De l’autre côté, un cimetière, à perte de vue, toute une cité funèbre avec ses tombes, ses maisons peintes de couleurs claires, comme les maisons des vivans. Par les fenêtres grillées, on aperçoit les chambres garnies de divans, de tapis et de tentures, où se réunissent, pour banqueter, les familles des défunts. Des lanternes sont pendues au mur, à droite et à gauche des portes cochères. On dirait qu’on attend quelqu’un, que des voitures vont arriver... Mais les rues du cimetière sont vides. Personne ! ... De loin en loin, un chien se sauve entre les stèles des sépulcres indigens, un volet poussé par un souffle de brise tourne lentement sur ses gonds. Des odeurs de cadavre s’exhalent par les fissures du sol. Çà et là, des crânes, des ossemens luisent sur de grosses pierres...

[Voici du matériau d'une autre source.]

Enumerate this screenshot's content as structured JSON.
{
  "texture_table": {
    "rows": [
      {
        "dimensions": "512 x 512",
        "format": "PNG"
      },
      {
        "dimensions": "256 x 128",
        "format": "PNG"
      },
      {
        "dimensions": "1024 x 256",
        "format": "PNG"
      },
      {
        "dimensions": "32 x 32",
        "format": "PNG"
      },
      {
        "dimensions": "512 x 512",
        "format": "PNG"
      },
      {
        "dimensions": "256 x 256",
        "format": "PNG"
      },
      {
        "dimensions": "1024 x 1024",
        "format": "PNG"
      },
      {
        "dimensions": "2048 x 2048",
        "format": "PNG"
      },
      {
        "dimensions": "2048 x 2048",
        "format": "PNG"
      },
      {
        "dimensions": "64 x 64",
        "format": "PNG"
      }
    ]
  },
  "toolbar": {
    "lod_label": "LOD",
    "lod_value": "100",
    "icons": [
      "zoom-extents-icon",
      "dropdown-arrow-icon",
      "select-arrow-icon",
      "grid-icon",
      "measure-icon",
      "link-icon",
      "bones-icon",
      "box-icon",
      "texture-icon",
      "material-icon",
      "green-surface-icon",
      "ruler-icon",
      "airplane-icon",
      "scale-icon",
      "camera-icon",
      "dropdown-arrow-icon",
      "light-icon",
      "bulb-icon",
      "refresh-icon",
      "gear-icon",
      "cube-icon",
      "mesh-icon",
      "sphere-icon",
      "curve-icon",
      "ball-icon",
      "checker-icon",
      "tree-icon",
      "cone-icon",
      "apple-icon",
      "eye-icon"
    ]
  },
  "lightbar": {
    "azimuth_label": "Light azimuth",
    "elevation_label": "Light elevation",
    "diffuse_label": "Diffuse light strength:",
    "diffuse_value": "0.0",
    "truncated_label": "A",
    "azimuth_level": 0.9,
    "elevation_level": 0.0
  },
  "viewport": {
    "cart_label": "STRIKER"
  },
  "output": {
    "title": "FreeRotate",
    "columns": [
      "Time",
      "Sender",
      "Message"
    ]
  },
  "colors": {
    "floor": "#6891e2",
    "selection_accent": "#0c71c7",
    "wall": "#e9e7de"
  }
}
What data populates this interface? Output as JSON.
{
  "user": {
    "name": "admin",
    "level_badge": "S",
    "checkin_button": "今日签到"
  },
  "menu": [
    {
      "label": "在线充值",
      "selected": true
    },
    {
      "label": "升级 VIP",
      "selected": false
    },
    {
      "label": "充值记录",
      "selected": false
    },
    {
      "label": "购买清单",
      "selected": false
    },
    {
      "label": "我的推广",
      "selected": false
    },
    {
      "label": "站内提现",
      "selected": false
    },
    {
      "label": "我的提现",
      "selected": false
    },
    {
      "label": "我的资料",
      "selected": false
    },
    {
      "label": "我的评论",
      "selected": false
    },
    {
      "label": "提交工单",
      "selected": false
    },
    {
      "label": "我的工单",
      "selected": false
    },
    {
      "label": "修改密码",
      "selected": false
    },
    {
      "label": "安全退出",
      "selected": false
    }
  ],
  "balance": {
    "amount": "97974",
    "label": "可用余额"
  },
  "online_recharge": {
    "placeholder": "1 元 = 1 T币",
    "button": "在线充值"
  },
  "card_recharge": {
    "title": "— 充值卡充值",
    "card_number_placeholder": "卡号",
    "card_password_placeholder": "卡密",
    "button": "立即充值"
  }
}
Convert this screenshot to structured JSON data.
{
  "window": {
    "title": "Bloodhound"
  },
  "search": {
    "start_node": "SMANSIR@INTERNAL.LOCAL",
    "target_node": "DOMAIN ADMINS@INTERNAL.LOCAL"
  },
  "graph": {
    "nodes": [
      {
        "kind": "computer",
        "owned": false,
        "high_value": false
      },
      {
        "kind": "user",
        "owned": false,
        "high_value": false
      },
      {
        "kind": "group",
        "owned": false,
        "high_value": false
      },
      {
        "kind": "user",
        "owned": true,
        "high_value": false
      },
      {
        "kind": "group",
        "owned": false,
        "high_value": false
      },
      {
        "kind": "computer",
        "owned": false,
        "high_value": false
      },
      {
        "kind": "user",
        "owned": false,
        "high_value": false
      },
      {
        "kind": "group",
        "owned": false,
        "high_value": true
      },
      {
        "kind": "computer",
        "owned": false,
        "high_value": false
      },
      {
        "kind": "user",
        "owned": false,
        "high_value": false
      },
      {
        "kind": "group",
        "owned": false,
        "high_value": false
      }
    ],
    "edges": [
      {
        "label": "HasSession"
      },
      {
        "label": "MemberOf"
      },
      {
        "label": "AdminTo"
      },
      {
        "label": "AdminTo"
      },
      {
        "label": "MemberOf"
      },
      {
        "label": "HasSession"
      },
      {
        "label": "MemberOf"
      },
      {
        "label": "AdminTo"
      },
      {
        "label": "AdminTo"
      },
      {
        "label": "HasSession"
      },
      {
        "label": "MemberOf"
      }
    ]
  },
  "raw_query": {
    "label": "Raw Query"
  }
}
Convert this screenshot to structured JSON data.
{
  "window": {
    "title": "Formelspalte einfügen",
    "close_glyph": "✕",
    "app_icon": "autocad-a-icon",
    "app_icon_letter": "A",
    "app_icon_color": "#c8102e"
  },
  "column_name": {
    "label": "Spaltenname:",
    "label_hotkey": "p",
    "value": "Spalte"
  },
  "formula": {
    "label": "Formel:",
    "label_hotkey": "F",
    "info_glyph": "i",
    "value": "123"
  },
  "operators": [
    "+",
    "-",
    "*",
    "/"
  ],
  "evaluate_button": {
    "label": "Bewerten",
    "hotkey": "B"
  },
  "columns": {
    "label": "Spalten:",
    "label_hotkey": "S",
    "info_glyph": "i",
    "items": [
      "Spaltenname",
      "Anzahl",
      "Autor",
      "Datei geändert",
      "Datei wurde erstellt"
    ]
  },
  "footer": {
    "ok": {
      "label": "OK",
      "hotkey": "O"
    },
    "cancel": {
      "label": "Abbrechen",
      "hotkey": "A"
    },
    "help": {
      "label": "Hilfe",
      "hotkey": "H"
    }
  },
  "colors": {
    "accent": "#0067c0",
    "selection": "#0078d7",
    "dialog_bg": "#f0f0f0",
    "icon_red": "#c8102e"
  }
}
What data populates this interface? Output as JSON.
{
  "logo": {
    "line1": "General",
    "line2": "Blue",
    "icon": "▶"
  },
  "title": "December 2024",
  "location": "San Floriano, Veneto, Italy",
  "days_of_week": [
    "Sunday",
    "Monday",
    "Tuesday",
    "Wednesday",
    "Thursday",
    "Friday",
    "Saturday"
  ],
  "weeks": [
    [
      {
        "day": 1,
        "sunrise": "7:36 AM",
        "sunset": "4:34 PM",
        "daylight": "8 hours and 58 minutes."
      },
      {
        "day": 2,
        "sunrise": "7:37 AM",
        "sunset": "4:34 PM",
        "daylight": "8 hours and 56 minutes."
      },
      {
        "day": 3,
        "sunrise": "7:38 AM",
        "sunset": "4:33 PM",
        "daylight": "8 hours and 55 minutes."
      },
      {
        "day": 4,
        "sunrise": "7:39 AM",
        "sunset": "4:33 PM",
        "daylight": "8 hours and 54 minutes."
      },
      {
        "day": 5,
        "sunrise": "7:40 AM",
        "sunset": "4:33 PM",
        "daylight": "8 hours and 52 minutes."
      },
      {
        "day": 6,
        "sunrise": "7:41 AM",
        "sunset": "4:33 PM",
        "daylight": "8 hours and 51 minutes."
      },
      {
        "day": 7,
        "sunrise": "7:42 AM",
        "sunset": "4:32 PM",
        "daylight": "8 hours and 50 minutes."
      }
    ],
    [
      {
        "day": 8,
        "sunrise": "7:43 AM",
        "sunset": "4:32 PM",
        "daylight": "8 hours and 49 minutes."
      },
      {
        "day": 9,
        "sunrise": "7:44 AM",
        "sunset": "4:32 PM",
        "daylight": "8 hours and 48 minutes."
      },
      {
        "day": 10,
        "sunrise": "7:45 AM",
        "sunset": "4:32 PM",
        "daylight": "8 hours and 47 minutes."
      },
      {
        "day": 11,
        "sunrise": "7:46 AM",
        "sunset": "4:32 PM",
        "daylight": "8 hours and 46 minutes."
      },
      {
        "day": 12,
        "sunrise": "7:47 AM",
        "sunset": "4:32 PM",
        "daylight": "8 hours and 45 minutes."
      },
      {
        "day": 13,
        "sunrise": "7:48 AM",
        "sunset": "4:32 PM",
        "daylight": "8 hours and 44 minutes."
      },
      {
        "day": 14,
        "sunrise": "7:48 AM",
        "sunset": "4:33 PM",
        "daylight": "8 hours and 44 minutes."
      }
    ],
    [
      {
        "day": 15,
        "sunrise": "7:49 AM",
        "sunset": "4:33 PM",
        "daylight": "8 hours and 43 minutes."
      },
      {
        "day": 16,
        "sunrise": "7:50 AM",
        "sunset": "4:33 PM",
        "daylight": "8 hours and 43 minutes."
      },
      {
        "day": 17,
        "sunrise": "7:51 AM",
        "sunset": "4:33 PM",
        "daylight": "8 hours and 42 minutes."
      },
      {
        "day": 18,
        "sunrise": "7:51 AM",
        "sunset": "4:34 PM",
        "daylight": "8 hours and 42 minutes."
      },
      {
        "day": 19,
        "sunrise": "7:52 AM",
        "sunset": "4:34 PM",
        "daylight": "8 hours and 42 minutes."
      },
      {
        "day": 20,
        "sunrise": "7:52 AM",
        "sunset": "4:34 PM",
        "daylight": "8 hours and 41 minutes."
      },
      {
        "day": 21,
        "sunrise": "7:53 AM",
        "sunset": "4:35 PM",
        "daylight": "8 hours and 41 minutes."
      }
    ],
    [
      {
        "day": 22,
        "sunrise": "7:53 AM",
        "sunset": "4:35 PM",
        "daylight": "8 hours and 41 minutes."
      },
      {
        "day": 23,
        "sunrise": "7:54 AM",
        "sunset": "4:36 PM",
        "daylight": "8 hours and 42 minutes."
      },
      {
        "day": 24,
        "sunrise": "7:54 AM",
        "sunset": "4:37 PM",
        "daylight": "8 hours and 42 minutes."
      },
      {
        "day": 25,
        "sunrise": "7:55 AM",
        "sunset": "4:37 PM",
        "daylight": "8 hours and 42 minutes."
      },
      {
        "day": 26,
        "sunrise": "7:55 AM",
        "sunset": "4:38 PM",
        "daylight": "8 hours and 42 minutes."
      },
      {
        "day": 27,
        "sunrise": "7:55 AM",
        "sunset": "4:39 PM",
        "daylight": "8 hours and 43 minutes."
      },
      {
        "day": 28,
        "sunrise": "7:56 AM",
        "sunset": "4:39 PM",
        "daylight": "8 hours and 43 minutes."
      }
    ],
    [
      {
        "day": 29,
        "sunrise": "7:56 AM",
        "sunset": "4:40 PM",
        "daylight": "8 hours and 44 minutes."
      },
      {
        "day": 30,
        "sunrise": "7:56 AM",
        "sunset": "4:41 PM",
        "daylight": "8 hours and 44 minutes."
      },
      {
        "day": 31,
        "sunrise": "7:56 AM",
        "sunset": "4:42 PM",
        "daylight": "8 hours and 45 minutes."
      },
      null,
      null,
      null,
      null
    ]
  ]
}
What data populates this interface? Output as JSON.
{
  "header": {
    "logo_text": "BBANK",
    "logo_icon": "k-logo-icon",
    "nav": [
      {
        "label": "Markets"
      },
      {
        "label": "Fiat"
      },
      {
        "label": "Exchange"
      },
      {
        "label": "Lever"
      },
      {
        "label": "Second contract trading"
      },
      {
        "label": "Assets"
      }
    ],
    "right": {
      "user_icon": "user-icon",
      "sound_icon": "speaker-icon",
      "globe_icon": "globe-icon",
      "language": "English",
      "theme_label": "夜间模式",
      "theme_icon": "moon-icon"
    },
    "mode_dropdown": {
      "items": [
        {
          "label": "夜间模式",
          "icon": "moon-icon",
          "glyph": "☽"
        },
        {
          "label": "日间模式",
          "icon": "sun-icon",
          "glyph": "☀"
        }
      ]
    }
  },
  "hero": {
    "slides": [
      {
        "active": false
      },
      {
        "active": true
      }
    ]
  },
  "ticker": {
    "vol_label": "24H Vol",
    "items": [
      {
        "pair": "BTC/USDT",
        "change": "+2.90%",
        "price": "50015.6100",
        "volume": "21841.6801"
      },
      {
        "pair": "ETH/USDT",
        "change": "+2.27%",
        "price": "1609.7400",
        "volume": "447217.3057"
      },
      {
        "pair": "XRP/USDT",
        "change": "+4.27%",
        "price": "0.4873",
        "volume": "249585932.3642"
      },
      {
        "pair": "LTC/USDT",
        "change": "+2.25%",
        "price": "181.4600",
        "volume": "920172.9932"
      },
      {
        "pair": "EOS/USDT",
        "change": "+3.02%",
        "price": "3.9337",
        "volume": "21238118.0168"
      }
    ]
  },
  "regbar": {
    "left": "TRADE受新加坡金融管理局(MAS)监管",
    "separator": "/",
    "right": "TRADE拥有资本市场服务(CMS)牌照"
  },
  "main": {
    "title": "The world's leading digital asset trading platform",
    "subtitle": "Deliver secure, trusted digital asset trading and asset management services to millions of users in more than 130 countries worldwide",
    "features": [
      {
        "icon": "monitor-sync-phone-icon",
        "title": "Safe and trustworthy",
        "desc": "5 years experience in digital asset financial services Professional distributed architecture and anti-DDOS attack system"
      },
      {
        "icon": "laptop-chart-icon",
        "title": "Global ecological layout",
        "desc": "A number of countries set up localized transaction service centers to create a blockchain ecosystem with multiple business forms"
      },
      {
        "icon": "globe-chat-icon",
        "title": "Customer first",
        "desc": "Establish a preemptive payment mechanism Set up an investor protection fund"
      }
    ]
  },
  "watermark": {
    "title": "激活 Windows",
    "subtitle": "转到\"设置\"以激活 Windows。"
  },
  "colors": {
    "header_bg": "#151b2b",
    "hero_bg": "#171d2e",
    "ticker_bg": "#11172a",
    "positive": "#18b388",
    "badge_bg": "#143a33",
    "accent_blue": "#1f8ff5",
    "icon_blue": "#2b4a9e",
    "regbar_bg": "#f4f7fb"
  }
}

Et puis on escalade un monticule fait de gravats et de poussières humaines, et l’immense ville des vivans se déploie sous vos pieds, avec ses minarets et ses dômes, jusqu’au miroitement lointain du Nil. Tout ce qu’on espérait, tout ce qu’on avait imaginé est dépassé en cette minute. C’est la ville de rêve qu’on entrevoyait confusément à travers les récits merveilleux des conteurs arabes. On ne peut plus s’en aller, on voudrait fixer à jamais au fond de sa mémoire ce profil de cité rose et bleue, qui se découpe en arêtes lumineuses sur le poudroiement vermeil de l’espace. Et l’on s’évertue à tout embrasser de ce prodigieux horizon : la roche purpurine comme une conque géante, les mosquées funéraires avec leurs coupoles de vermeil, le désert livide étalé sous la lune, et la ville silencieuse des morts endormie à côté de la ville bruyante et fumante de labeur !...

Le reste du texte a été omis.